Two-year-old conservative-oriented People’s Voice Party (HSP) dissolves itself and joins the ruling Justice
and Development Party (AKP) with a majority of its delegates’ votes, yet there are some opposing views
Numan Kurtulmuş, the founder of the HSP says
goodbye to party members and voews to build
a strong Turkey. DAILY NEWS photos, Selahattin SÖNMEZ
Conservative opposition People’s Voice Party (HSP) yesterday dissolved itself with a majority of its delegates’ votes, after its chairman Numan Kurtulmuş recently accepted an offer to join the ruling Justice and Development Party (AKP) at the request of Prime Minister Recep Tayyip Erdoğan.

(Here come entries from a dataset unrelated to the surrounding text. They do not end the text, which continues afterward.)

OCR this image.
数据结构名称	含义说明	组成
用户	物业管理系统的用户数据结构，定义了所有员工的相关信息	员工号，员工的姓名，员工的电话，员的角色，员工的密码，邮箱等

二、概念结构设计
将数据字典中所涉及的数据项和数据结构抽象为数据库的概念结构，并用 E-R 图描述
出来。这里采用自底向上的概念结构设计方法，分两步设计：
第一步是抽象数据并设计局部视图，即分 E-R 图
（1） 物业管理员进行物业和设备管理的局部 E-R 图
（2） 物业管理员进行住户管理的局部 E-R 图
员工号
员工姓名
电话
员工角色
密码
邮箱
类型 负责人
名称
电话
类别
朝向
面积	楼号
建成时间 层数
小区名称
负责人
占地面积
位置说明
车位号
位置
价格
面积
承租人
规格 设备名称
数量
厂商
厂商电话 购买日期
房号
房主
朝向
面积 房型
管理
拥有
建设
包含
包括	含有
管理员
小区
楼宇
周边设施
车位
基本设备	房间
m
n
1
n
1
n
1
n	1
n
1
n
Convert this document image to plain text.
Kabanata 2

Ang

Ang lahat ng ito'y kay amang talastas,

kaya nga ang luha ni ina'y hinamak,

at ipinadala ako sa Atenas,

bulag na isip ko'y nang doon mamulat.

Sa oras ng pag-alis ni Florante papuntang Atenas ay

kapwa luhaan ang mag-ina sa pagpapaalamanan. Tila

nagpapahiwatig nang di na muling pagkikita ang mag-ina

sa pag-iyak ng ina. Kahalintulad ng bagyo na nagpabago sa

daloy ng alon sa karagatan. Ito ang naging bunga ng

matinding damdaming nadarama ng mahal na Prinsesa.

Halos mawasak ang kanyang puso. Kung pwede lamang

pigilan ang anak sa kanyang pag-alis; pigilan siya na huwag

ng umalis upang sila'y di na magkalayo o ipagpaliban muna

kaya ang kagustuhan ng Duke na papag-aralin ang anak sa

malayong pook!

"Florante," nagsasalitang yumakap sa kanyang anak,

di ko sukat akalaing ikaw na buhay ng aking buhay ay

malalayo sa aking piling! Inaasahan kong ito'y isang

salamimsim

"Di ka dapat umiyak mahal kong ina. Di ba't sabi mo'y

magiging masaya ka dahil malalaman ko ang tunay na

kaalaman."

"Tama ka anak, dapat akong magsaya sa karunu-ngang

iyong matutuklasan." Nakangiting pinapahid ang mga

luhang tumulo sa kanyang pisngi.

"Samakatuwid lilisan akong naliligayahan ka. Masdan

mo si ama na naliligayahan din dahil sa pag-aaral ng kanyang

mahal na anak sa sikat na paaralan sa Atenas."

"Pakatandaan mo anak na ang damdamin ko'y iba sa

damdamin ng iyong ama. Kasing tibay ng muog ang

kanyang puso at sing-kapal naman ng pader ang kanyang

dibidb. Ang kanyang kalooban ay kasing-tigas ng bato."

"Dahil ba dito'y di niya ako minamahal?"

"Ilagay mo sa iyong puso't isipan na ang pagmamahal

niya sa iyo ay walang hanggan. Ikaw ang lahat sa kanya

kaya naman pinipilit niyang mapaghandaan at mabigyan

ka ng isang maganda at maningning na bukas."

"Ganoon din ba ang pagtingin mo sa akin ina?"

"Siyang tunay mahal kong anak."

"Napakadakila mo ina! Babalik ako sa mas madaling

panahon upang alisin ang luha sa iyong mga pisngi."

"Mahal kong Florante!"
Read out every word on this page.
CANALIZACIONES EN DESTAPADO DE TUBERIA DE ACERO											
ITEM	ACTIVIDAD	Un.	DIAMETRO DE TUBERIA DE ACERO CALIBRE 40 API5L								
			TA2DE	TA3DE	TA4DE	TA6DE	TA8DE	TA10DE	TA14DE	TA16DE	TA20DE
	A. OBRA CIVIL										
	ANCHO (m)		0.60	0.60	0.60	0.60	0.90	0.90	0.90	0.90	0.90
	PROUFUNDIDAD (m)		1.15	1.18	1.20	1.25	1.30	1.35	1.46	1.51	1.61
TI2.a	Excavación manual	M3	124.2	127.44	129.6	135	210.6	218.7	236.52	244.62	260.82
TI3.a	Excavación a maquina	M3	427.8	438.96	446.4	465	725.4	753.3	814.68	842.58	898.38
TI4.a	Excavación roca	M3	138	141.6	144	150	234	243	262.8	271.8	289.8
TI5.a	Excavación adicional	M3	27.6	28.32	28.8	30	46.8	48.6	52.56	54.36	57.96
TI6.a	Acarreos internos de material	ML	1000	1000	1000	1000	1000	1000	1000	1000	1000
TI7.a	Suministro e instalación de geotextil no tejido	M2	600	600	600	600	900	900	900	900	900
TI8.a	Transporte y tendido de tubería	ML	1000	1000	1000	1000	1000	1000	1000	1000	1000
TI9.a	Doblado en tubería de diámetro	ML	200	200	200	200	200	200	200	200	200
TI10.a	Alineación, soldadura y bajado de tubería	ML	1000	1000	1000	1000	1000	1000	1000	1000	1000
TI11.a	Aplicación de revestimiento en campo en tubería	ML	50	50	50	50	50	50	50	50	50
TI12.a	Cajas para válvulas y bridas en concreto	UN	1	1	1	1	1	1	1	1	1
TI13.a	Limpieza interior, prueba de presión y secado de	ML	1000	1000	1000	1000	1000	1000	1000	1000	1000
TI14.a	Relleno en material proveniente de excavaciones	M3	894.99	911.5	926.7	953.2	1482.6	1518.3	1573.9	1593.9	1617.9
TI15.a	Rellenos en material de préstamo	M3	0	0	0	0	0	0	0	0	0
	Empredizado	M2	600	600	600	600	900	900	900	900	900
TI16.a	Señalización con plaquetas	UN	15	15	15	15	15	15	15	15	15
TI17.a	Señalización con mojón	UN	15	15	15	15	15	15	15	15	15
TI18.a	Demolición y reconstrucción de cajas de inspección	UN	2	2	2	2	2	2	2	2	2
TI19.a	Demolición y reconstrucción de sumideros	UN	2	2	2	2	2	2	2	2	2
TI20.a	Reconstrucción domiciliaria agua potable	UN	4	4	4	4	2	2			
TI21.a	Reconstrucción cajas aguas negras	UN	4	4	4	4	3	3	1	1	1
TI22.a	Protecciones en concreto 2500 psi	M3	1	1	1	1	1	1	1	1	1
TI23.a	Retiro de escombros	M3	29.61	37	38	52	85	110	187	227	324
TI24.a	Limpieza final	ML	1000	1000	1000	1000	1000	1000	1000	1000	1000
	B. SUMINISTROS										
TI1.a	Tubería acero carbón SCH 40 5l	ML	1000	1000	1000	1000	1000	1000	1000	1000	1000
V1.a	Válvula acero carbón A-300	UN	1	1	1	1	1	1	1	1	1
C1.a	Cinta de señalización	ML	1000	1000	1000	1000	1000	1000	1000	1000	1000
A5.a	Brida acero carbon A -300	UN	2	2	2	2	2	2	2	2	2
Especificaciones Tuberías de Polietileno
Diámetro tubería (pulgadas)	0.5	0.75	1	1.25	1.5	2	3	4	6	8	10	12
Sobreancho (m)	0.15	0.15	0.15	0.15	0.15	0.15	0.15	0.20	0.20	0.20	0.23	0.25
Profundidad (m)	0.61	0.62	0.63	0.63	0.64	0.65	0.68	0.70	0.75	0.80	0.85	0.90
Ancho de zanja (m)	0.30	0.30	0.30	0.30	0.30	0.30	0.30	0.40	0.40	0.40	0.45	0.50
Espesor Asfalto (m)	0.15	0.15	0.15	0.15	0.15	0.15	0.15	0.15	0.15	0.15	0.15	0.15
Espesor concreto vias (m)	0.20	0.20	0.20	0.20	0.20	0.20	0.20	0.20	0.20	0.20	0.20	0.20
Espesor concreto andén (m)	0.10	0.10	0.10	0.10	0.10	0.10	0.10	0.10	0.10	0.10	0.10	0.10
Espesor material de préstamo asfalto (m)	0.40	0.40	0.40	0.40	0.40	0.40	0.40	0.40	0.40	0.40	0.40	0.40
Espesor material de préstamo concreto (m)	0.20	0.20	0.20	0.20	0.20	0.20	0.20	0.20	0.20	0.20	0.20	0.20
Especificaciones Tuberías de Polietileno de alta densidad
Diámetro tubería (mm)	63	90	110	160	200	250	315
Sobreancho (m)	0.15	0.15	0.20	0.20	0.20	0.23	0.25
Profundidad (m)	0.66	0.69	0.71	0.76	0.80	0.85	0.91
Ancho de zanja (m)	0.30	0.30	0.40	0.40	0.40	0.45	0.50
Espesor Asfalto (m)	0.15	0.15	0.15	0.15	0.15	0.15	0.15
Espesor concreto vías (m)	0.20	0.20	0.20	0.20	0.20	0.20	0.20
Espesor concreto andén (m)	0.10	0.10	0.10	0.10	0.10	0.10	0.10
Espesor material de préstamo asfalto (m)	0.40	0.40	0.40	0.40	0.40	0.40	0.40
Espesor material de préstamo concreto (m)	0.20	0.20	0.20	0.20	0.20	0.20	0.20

“This [dissolution] is an integration process [with the AKP] to build a new and strong Turkey. This is not a coalition or a matter of bargaining, I did not do any bargaining during this process. Our main objective is to contribute the process of building a new Turkey without evading responsibility,” Kurtulmuş said in a speech delivered at his party’s extraordinary congress held in the capital city of Ankara.
Kurtulmuş and his close fellows are expected to join the ruling party on Sept. 22 at the AKP’s Istanbul provincial congress.
In July, following long-held speculation that Kurtulmuş was on Erdoğan’s mind as his possible successor as party head, Erdoğan personally proposed to Kurtulmuş the idea of merging the parties under the umbrella of the AKP. Roots of HSP
The HSP was formed by Kurtulmuş shortly after he broke from the Felicity Party (SP) in October 2010, and received 0.76 percent of the votes at the 2011 general elections. Both Erdoğan and Kurtulmuş once belonged to the Virtue Party (FP) before it was closed down by the Constitutional Court in 2001.
Kurtulmuş preferred to stay within the SP, the flag-bearer of the conservative “National View” movement, while Erdoğan formed the AKP in 2001.In his speech, Kurtulmuş repeatedly stressed that he was not making politics for his own personal interests and did not seek any particular post or position within the ruling party or government.
“Turkey is passing through one of its most important turning points. Politicians who have short-term calculations do not risk themselves and pursue wait-and-see politics. But we evaluated the Prime Minister’s invitation with sense of responsibility and declared our desire to merge,” Kurtulmuş said.
A majority of delegates voted for the dissolution of the HSP. However, a number of party members strongly opposed the dissolution of the party.
Mehmet Bekaroğlu, former deputy chairman of the HSP, said they had opposed the mentality of the ruling party from the very beginning, and recalled Kurtulmuş’s harsh criticism of the AKP during the 2011 election campaign. “What has the AKP done for 10 years? What they have done is build their own tutelage regime instead of the old one,” Bekaroğlu said, claiming that by merging with the HSP, the AKP aimed to build a “nationalist front” to prevent the growth of any possible opposition.